10. In that context, the initiative of the World Intellectual Property Organisation (WIPO) to develop systems for the protection of traditional knowledge is highly inappropriate. WIPO should work to stop biopiracy that occurs because of biodiversity patents, and not to define the rights of communities which should be done by the communities themselves.

11. Access to water is a natural and fundamental right. It is not to be treated as a commodity traded for profit. People should have the right to freedom from thirst and should have adequate access to safe water for their needs.

12. We call on the global community to urge governments to acknowledge the community rights to land, water and biodiversity, protect them globally and initiate internationally legally binding frameworks for such protection.

13. Communities over millennia evolved equitable and sustainable ways of gathering, producing and sharing food based on cooperation and partnership, to meet their food needs. The present thrust towards corporatization of food production and distribution systems threatens the co-operative nature of communities, jeopardizes their ability to meet their food needs through culturally appropriate and equitable ways and thus destroys their sovereign right to food security.

14. The African Model Law for the Protection of the Rights of Local Communities, Farmers and Breeders, and for the Regulation of Access to Biological Resources has been endorsed by the OAU Summit of Heads of State and Government in May 1998 in Ouagadougou and re-endorsed in July 2001 in Lusaka. It represents the African position on the protection of local community rights, farmers and breeders’ rights and the regulation of access to biological resources.
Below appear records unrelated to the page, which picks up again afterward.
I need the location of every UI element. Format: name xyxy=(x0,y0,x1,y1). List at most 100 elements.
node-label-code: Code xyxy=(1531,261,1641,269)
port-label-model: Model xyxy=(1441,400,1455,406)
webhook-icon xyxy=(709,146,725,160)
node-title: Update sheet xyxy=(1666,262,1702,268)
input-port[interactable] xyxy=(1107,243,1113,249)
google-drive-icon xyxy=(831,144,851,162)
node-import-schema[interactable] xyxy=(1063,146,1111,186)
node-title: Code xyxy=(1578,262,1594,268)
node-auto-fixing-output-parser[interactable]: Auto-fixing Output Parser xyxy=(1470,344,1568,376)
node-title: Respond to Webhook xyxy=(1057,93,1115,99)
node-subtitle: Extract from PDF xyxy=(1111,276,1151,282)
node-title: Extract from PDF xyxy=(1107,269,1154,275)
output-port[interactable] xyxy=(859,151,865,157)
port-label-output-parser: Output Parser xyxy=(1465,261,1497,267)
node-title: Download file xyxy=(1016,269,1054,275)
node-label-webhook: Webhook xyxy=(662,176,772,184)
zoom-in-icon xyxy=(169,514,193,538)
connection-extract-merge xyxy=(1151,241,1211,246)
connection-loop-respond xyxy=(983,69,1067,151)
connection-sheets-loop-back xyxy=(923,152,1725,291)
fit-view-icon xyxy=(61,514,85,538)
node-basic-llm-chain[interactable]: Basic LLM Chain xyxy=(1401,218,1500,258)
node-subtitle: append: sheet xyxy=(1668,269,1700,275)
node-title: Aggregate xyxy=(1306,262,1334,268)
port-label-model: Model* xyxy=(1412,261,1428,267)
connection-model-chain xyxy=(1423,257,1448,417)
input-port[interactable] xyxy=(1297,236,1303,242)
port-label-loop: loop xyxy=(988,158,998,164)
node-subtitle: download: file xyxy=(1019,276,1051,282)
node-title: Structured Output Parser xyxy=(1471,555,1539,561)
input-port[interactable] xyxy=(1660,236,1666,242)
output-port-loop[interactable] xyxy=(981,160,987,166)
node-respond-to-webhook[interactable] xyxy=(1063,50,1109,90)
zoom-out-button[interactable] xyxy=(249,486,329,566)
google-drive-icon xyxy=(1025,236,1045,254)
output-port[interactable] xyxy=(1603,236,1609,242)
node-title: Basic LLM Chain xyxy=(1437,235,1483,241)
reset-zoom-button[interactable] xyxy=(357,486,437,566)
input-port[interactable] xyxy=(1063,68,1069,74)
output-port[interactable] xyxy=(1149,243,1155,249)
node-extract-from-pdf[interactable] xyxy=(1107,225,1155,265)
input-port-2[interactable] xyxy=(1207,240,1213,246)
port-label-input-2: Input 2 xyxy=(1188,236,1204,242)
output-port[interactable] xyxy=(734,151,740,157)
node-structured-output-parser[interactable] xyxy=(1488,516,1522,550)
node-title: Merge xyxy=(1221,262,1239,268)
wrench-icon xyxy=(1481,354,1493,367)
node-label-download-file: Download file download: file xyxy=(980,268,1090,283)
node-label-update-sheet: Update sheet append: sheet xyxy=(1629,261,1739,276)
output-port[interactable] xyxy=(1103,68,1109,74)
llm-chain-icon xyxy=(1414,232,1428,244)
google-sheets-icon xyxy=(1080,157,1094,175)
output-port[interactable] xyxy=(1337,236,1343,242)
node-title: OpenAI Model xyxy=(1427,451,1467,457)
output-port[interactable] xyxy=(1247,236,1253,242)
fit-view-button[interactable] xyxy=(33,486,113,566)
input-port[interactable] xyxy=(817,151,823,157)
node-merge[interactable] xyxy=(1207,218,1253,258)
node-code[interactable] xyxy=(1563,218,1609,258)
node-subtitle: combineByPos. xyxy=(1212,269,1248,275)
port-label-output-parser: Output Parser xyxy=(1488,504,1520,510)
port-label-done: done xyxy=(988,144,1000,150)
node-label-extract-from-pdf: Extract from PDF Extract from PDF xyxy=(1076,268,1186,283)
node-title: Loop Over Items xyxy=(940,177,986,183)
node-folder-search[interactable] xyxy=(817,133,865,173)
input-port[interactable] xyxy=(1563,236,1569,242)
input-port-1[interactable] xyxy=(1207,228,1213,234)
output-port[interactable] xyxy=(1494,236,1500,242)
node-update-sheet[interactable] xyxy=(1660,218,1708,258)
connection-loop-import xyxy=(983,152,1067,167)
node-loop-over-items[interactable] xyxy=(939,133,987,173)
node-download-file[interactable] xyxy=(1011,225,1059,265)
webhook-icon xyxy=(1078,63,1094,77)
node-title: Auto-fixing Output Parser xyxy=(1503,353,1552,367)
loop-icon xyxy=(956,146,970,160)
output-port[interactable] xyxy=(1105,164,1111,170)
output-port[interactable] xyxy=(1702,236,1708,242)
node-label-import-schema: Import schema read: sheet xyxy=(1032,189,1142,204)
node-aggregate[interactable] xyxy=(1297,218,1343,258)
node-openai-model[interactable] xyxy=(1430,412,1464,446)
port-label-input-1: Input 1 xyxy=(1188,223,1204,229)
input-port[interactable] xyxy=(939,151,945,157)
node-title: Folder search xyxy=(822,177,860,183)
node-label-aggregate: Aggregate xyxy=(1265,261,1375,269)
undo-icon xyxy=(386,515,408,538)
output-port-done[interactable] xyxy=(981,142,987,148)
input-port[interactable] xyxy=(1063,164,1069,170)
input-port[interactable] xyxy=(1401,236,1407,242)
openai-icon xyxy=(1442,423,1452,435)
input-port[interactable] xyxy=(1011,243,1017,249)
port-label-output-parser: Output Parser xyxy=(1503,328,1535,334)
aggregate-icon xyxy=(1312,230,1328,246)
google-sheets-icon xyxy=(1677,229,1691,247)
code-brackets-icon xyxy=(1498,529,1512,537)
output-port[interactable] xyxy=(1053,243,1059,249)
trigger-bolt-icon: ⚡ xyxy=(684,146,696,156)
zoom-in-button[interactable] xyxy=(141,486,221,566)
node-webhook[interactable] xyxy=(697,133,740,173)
We support this position and strongly urge all African governments to take steps to implement it at the national level.

15. We, therefore, urge the global community to support the implementation of the African Model Law for the Protection of the Rights of Local Communities, Farmers and Breeders, and for the Regulation of Access to Biological Resources and desist from any activities or policies that directly or indirectly undermine its adoption and operation by African countries.

Participants:
Gichinga Ndirangu (Kenya)
Gathuru Mburu
(Kenya)
Dr Jack Githae
(Kenya)
Vugutza Amadi
(Kenya)
Zachary Makanya
(Kenya)
Davis Ddamulira (Uganda)
Irene Makumbi
(Uganda)
Dorothy Ndaba (Botswana)
Michaela Figueira (Namibia)
Bernadette Lubozhya (Zambia)
Emma Sitambuli
(Zambia)
Godfrey Mwila
(Zambia)
Julius Mugwagwa (Zimbabwe)
Fred Zinanga
(Zimbabwe)
Fred Kalibwani
(Zimbabwe)
Kent Nnadozie (Nigeria)
Jeanne Zoundijhekpon (Benin)
Dr Tewolde Berhan Gebre Egziabher (Ethiopia)
Sue Burnell Edwards (Ethiopia)
Million Belay (Ethiopia)
Dessalegn Mesfin (Ethiopia)
Hailu Araya (Ethiopia)
Elfrieda Pschorn-Strauss (South Africa)
Cormac Cullinan
(South Africa)
Roger Chennels
(South Africa)
Belinda Bowling (South Africa)
Lulu Gundwana
(South Africa)
Elias Mkhwanazi
(South Africa)
Harald Witt
(South Africa)
Richard Haigh
(South Africa)
Vusie Khosa (South Africa)
Mohammed Haroon (Ghana)
Antonieta Coelho
(Angola)
Henk Hobbelink (Spain)
Liz Hosken (UK)
Radha Hola-Bhar
(India)
Nico Bermudez (Colombia)
Devlin Kuyek
(Canada)
Larry J. Goodwin
(USA)
Carol Friedman (South Africa)
Fiona Worthington (Colombia)

Published in In Motion Magazine, June 8, 2003.